The evolution of an early Native American tribe following European settlement is the subject of a new critically acclaimed book by a University of Mississippi anthropologist.
Robbie Ethridge’s “From Chicaza to Chickasaw: The European Invasion and the Transformation of the Mississippian World, 1540-1715″ (University of North Carolina Press, 2010) traces the metamorphosis of the Native South from Hernando De Soto’s first contact to the dawn of the 18th century. Although thousands of Indians died or were enslaved and virtually all native polities were radically altered in these years, the collapse of this complex prehistoric Mississippian world did not extinguish them, but rather transformed them, Etheridge said.
“While the book is very specialized, I’m hoping it will appeal to the general public because of the mostly unknown history of Native Americans that it reveals,” Ethridge said. “For example, few people know that prior to European contact, Southern Indian tribes such as the Creeks, Cherokees and Choctaws did not exist. These groups formed as the survivors of the upheaval at contact and began to regroup and restructure their lives.”
Ethridge, who has established herself as a leader in the field of indigenous American history, uses a new interpretive framework that she calls the “Mississippian shatter zone” to closely follow the story of the Chickasaws throughout this period. Using archaeological and documentary evidence, Ethridge illuminates the Native South in its earliest colonial context and sheds new light on the profound upheaval and cultural transformation experienced by the region’s first peoples.
Part of the reason for this upheaval was the commercial trade in Indian slaves that Europeans brought to the New World.
“Just as Africans groups in later years began to conquer one another to provide slaves to the European slave trade, so did Southern Indian tribes do the same,” Ethridge said. “In efforts to escape being enslaved, native groups fled slave raiders and the survivors often migrated all over the region.”
The book received high praises before its Dec. 15 release.

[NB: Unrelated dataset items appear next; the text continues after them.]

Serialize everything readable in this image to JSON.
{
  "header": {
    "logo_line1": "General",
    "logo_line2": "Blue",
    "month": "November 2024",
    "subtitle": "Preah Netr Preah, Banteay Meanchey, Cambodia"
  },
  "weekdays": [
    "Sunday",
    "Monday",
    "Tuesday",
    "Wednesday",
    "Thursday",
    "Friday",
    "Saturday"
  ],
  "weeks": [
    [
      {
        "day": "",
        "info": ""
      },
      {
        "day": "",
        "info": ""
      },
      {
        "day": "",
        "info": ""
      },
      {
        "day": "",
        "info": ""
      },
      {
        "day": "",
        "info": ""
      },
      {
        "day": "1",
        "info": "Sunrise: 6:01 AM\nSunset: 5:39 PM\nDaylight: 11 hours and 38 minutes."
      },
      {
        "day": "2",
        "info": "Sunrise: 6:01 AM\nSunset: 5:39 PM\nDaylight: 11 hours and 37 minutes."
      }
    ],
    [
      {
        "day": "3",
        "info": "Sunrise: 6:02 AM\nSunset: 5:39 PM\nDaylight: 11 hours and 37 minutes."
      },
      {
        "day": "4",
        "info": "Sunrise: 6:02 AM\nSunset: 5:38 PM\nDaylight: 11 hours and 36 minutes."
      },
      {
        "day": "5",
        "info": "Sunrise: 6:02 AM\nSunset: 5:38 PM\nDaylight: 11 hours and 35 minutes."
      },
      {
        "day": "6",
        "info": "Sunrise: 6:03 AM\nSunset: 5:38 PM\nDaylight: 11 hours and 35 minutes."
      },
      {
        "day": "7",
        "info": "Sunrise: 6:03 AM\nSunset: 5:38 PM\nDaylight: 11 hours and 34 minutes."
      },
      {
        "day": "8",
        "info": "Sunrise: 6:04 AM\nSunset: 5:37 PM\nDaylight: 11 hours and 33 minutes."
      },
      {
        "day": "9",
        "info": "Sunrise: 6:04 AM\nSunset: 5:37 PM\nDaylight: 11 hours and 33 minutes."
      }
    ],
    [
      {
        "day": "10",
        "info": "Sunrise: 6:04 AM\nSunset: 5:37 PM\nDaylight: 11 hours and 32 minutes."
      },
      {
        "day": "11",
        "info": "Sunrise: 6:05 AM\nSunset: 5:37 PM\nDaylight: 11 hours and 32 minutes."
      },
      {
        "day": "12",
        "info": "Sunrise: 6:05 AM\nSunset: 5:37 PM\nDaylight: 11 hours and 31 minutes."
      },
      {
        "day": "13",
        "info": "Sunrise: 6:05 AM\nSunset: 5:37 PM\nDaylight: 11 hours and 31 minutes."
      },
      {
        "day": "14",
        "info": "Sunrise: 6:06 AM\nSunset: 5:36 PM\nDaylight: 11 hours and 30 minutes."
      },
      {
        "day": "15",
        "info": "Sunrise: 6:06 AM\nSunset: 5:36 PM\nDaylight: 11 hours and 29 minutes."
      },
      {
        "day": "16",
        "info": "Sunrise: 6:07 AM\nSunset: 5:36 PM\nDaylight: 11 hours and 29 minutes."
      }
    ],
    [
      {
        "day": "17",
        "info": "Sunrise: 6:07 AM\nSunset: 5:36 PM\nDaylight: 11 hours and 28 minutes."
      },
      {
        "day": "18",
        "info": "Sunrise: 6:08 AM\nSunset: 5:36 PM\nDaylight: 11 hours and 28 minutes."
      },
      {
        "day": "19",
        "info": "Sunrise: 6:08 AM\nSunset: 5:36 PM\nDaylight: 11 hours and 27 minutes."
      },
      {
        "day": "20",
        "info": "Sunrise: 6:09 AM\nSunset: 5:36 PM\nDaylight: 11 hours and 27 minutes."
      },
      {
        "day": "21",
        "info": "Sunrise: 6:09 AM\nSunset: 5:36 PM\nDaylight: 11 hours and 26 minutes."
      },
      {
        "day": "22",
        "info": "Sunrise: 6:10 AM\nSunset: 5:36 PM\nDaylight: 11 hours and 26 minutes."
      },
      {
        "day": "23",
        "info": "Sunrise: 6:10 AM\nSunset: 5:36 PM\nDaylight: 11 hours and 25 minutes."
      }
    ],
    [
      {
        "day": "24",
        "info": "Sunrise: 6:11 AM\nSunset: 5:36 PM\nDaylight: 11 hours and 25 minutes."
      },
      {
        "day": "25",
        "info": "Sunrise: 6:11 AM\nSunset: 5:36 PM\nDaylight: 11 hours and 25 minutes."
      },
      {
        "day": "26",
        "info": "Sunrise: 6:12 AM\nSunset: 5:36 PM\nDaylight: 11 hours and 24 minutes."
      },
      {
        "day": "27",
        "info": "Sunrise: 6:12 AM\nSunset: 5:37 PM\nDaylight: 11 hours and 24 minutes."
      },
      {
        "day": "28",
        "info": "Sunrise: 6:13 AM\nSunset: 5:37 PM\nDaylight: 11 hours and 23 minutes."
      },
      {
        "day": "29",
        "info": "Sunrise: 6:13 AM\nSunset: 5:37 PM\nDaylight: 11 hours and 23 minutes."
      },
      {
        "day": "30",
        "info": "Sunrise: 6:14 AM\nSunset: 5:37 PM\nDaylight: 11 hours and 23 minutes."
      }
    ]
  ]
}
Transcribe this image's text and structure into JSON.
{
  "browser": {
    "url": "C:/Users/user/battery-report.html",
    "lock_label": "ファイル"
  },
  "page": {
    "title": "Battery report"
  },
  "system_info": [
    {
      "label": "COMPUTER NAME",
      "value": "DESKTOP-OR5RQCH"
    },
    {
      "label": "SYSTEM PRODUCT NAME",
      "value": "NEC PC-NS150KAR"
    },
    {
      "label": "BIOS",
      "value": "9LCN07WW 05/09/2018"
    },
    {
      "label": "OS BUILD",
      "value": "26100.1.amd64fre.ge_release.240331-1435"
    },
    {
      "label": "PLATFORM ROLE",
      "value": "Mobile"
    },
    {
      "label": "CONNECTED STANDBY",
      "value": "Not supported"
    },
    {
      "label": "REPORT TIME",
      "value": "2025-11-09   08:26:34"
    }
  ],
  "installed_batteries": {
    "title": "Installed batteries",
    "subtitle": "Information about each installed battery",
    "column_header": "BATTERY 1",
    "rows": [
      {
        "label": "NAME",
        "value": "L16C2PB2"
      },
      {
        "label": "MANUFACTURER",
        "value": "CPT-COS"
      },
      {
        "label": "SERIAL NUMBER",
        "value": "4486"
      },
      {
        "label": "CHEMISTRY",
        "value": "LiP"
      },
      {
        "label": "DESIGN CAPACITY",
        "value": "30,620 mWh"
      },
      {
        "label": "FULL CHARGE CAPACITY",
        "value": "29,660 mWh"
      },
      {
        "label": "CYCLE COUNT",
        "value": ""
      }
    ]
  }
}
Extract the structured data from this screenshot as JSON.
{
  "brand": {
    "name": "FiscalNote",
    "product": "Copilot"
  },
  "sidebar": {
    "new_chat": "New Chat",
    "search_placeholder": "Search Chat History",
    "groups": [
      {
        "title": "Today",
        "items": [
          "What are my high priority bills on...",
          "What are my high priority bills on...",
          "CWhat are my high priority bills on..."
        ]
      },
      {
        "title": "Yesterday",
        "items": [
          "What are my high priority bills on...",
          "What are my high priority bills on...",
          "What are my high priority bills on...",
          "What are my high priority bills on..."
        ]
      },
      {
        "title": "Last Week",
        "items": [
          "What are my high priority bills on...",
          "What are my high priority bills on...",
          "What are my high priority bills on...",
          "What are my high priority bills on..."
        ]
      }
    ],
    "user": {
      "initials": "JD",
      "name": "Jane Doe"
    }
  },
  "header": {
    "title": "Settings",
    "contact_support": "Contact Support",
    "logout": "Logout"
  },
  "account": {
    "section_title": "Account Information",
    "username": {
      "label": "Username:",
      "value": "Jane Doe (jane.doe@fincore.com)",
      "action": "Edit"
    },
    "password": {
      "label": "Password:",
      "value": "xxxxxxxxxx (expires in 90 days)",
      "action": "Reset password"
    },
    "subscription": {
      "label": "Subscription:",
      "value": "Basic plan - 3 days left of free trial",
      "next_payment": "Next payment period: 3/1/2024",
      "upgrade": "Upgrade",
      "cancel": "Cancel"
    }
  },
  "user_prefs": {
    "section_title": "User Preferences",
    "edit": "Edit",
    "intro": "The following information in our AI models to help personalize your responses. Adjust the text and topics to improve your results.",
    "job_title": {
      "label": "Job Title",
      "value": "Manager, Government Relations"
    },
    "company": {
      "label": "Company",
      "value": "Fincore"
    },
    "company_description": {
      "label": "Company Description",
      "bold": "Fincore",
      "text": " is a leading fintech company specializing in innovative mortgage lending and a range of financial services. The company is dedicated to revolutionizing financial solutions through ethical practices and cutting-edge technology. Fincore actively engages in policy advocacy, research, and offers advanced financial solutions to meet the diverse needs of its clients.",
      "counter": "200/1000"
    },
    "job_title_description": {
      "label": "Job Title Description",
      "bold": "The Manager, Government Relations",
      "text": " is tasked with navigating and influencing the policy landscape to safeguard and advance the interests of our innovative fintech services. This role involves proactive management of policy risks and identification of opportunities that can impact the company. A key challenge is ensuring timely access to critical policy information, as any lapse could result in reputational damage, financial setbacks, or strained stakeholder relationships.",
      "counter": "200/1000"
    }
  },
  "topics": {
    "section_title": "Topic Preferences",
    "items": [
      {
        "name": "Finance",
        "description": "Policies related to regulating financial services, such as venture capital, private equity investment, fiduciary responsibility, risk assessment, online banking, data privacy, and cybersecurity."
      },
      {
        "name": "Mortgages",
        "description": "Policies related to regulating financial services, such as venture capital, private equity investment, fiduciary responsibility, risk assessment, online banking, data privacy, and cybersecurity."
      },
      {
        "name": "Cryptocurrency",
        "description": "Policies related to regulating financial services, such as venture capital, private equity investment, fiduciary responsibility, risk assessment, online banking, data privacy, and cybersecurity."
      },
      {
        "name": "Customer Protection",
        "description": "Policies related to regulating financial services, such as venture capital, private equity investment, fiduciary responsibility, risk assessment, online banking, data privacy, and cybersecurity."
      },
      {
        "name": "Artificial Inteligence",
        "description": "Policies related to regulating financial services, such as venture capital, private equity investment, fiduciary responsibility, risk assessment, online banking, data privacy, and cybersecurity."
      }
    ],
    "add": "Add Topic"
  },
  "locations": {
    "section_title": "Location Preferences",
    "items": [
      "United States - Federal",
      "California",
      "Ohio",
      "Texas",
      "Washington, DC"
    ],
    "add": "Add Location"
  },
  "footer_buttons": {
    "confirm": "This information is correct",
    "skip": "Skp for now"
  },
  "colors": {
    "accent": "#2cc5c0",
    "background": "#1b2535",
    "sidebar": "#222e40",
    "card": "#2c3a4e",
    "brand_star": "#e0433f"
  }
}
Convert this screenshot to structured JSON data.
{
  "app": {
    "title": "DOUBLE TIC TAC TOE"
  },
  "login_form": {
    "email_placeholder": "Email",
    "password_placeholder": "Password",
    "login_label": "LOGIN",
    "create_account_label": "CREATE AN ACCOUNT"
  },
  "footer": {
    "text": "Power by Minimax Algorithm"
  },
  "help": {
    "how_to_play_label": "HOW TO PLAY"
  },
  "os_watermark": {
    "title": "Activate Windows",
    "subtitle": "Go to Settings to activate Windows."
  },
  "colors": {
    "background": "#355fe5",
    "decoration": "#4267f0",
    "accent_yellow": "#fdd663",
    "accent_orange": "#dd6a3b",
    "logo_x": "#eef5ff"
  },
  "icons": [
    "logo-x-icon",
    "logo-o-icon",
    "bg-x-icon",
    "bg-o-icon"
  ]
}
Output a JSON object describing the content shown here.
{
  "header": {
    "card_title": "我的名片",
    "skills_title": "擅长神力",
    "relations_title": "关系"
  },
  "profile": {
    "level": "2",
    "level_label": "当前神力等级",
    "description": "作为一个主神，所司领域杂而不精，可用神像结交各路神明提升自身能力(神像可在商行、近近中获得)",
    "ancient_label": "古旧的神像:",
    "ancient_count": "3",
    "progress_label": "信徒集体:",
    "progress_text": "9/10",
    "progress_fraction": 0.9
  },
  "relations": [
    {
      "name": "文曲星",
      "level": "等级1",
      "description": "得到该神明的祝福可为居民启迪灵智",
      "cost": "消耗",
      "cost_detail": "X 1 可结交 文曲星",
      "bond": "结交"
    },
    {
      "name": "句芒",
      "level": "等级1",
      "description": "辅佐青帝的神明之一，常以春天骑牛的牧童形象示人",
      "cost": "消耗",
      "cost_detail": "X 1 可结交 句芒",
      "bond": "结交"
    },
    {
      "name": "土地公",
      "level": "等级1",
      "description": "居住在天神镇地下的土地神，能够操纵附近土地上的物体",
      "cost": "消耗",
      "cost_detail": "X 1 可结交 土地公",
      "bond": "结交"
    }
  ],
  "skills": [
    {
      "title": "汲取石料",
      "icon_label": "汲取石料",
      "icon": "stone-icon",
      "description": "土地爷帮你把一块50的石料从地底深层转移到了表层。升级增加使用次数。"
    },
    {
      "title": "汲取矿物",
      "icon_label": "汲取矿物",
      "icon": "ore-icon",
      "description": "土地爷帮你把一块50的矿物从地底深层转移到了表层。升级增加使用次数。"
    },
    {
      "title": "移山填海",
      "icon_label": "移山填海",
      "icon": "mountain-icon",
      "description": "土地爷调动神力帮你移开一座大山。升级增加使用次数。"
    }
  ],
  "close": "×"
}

“Robbie Ethridge’s latest book is a logical step in a long-range research program aimed at exploring the transition from prehistory to history in the American South,” said Jay Johnson, UM professor of sociology and anthropology. “It is an important book that will become essential reading for anyone trying to understand the early Colonial period anywhere, irrespective of whether they are an archaeologist or historian.”
“Robbie Ethridge’s innovative, imaginative work of scholarship provides the only modern, comprehensive survey of all the Southeastern Indians during the protohistoric period,” wrote University of Alabama professor Gregory Waselkov. “This book is a very significant accomplishment.”
The author acknowledged that her work would not have been possible without the work of previous scholars.
“Charles Hudson and his colleagues reconstructed the Mississippian world of the American South at the time of European contact,” Ethridge said. “Their reconstruction provides a baseline from which scholars can now measure and understand the impact of the European invasion on native polities and gain a better grasp on how the colonial South came to be.”
Ethridge also acknowledged funding for her research, which was provided by a Mellon Sabbatical Fellowship from the American Philosophical Society, a research grant from the National Endowment for the Humanities and two Faculty Research Fellowships from UM’s Office of Research and Sponsored Programs.